Nous quittons l'ombre du Monolithe comme une balle sortant d'un canon, fonçant droit vers les barrières de la ville qui, sous l'effet du disque, commencent déjà à scintiller pour nous laisser passer.
On est sortis. Mais le disque pulse entre mes doigts, un cœur d'argent qui crie notre position à chaque seconde qui passe.
La Cité derrière nous n'est plus qu'une forêt de lames d'ébène transperçant le ciel. Devant, le dernier rempart : la barrière de sortie. Un mur de lasers bleus, une grille de fréquences capable d'atomiser n'importe quel intrus.
Le disque d'argent sur le tableau de bord pulse d'une lumière blanche, presque aveuglante. À mesure que nous approchons, je sens une vibration étrange parcourir le SUV. Le métal de la carrosserie gémit sous l'effet du perturbateur de fréquence de 7-Alpha-92.
« Mae, ne ralentis pas ! » crie Melody, agrippée à la banquette arrière. « Si tu freines, le disque perdra sa synchronisation avec le portail ! »
Mes yeux sont fixés sur le rideau de lumière. Je n'ai plus d'émotion, plus de peur, juste une volonté pure. Le compteur affiche 120 km/h, 140 km/h. La barrière semble solide comme de l'acier, une promesse de collision mortelle.

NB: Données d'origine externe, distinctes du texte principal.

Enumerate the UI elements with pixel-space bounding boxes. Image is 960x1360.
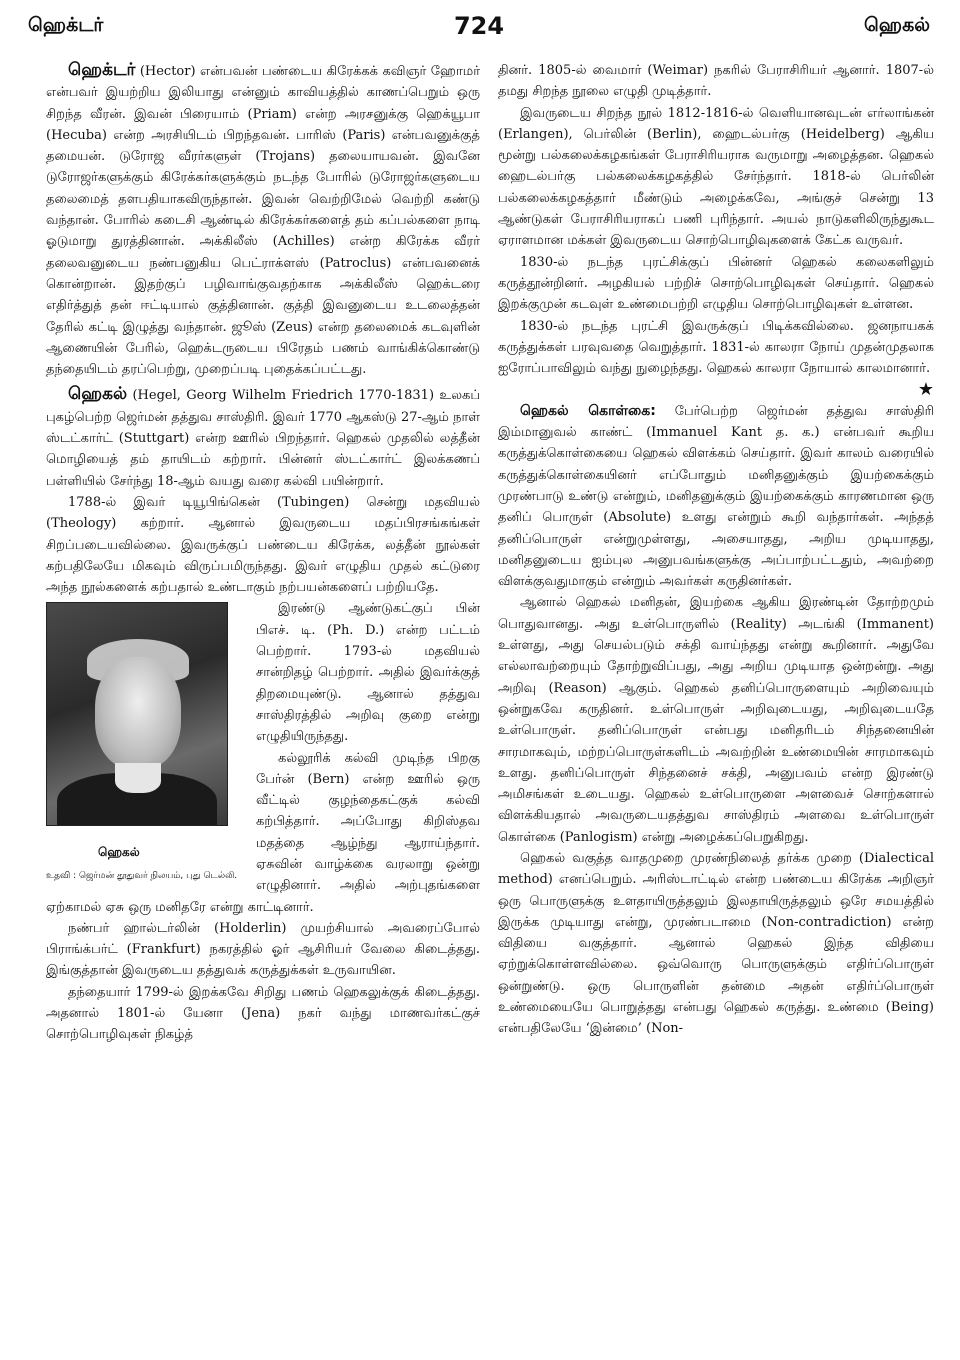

À quelques mètres seulement, le disque émet un son suraigu, une note de musique alien qui fait vibrer mes dents.
Le rideau de lasers se déchire. Les filaments bleus s'écartent comme une mer de verre devant nous. Nous traversons. Un flash blanc, un vide de quelques millisecondes où j'ai l'impression que mon corps se décompose, puis le choc : le bitume rugueux de la route nationale.
Nous sommes dehors.
« Le disque, Mae ! Débarrasse-toi de cette chose ! » hurle Melody.
Le disque chauffe. Il devient brûlant, rougeoyant sur le tableau de bord. Il ne nous protège plus, il nous marque. C'est une balise qui hurle notre position dans toute la galaxie. Je saisis l'objet avec le pan de ma manche, la chaleur me mordant la peau. D'un geste sec, j'abaisse la vitre.
Le vent de la liberté s'engouffre dans l'habitacle, sauvage et froid. Je lance le disque d'argent de toutes mes forces. Il rebondit sur le bitume, projetant des étincelles avant de finir sa course dans le fossé, où il explose en une petite gerbe de lumière bleue.
Je redresse la voiture, mes mains tremblant enfin sur le volant. Dans le rétroviseur, la Cité s'éloigne. Nous sommes de nouveau dans l'obscurité, dans le monde des ombres et des arbres.
« On a réussi », je souffle, ma voix n'étant plus qu'un craquement de fatigue.
« On est sortis », confirme Melody, son regard se tournant vers Lixandre qui commence à remuer doucement dans son sommeil. « Mais Mae... ils ne vont pas nous oublier. »
La route nationale s'étire devant nous comme un ruban de velours noir, loin de la perfection glaciale de la Cité. Je regarde le disque d'argent disparaître dans mon rétroviseur, une petite étoile mourante dans le fossé. Le silence revient dans l'habitacle, un silence organique, lourd, peuplé uniquement par le souffle régulier de Lixandre et les battements de mon propre cœur.
Nous avons franchi l'impossible. Mais en jetant cet objet, j'ai aussi jeté notre dernier lien avec ce qu'il reste de Julian. Nous sommes de nouveau des ombres dans la forêt, des proies qui ont osé mordre la main du prédateur.
Je serre le volant, mes yeux fixés sur la ligne d'horizon où les premiers arbres de la forêt protectrice commencent à se dessiner. La guerre ne fait que commencer.